Después de mi boda, mis visitas a la iglesia se hicieron cada vez más frecuentes. Si antes iba sólo los domingos, desde que tenía mujer iba por lo menos dos o tres veces a la semana y, si no hubiese sido porque tenía que trabajar, no me hubiera importado visitar la casa de Dios todos los días. Y a mi querida esposa tampoco, ella era feliz de que viviese la fe de su misma manera. Le encantaba apremiarme para que visitase al cura del pueblo cuando tenía tiempo libre y yo, encantado de lo buena que era, le daba un tierno beso en la mejilla, le decía hasta luego y me iba a ver a Julián.

Un día cuando llegué a la iglesia, Julián hablaba con una anciana que estaba casi siempre allí. Cuando me vio, me saludó y me dijo que le esperase dentro. Yo, como buena oveja que sigue a su pastor porque sabe que le dará de comer, le hice caso y entré. Era el atardecer del verano y el sol se encontraba bastante bajo por lo que su luz llegaba directa a las vidrieras llenando el lugar de color y otorgándole un toque festivo ideal para lo que iba a ocurrir allí. Mientras esperaba me di una vuelta por la nave para matar el aburrimiento de la espera. Contemplé los santos que había a un lado, contemplé los que había al otro, conté los bancos y me acerqué al altar. Suspiré de aburrimiento. Julián aun no había recogido las ostias y el vino por lo que, teniendo en cuenta que la misa había acabado hacía más de una hora, llevaba hablando con esa mujer una eternidad. ¿Por qué no se irá a su casa de una vez? ¿No sabe que Dios está en todas partes y que allí también le encontrará?

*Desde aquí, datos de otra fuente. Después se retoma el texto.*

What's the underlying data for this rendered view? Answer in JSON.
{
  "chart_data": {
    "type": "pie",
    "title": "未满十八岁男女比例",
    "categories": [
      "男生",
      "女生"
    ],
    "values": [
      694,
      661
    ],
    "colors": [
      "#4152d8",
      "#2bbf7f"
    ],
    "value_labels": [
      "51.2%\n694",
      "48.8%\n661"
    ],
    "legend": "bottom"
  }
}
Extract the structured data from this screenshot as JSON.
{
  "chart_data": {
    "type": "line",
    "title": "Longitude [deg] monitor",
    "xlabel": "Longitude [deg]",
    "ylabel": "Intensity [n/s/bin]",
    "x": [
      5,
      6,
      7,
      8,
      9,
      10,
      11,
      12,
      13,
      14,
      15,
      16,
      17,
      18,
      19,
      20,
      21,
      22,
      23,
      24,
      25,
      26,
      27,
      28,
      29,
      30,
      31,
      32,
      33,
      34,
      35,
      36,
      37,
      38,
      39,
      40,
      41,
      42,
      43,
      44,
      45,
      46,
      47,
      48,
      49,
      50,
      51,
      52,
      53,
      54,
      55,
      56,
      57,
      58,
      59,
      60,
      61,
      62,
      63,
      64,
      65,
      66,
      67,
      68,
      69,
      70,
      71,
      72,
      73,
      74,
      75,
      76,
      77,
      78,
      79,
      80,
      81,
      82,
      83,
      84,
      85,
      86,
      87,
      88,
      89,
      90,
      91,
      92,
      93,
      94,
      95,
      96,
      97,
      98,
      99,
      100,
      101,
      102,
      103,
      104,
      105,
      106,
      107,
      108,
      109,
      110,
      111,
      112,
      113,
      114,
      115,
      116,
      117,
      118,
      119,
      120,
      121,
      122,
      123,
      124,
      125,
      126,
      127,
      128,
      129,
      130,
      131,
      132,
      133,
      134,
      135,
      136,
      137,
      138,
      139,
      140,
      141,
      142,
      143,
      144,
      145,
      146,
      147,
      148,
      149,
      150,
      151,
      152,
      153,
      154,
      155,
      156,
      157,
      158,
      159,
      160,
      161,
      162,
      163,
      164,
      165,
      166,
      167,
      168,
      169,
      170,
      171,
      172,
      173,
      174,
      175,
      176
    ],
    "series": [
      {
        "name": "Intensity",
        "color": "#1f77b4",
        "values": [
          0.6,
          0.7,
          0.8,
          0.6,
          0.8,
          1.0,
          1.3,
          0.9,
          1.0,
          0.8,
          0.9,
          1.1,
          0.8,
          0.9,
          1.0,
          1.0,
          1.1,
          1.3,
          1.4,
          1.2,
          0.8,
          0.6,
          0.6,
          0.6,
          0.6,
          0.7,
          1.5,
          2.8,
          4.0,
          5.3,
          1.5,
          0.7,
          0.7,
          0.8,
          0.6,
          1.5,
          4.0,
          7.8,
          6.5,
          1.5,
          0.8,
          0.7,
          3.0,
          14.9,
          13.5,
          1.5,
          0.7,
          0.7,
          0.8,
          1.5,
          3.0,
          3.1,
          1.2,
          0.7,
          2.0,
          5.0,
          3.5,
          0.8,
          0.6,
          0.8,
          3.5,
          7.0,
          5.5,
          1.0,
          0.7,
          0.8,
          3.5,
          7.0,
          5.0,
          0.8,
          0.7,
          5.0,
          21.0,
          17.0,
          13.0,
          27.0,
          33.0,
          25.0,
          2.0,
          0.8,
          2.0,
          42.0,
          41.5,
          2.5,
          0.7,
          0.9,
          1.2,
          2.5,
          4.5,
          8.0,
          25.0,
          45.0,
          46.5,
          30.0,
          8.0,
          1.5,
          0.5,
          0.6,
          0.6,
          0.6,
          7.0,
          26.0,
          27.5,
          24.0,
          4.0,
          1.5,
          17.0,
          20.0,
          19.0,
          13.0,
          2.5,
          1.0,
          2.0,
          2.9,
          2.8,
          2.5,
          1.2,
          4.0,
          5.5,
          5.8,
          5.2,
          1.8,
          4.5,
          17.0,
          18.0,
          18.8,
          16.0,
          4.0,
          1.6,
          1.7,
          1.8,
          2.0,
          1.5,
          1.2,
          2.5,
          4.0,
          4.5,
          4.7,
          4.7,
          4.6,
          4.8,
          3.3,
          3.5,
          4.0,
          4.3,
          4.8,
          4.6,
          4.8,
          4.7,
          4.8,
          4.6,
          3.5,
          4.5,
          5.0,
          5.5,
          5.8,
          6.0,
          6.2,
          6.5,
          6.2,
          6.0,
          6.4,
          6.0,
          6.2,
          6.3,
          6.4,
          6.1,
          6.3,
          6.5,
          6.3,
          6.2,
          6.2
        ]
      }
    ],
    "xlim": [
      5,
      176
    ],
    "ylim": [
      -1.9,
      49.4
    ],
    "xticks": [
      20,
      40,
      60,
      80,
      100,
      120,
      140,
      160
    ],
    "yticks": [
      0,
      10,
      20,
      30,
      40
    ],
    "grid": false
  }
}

Preguntándome cosas como esas estaba cuando oí como cerraban la puerta. Miré hacía el lugar de donde procedía el ruido y vi como Julián aparecía por la puerta que da a los bancos y me sonreía. Unos pocos segundos después, sin dejar de mirarme, se quitó toda la ropa y quedó desnudo. ¡Menudo espectáculo para la vista! Era imposible cansarse de verlo. Se acercó lentamente hasta donde estaba yo, despreocupadamente como si fuese lo más natural de mundo, cogió un puñado de ostias y se las comió con glotonería.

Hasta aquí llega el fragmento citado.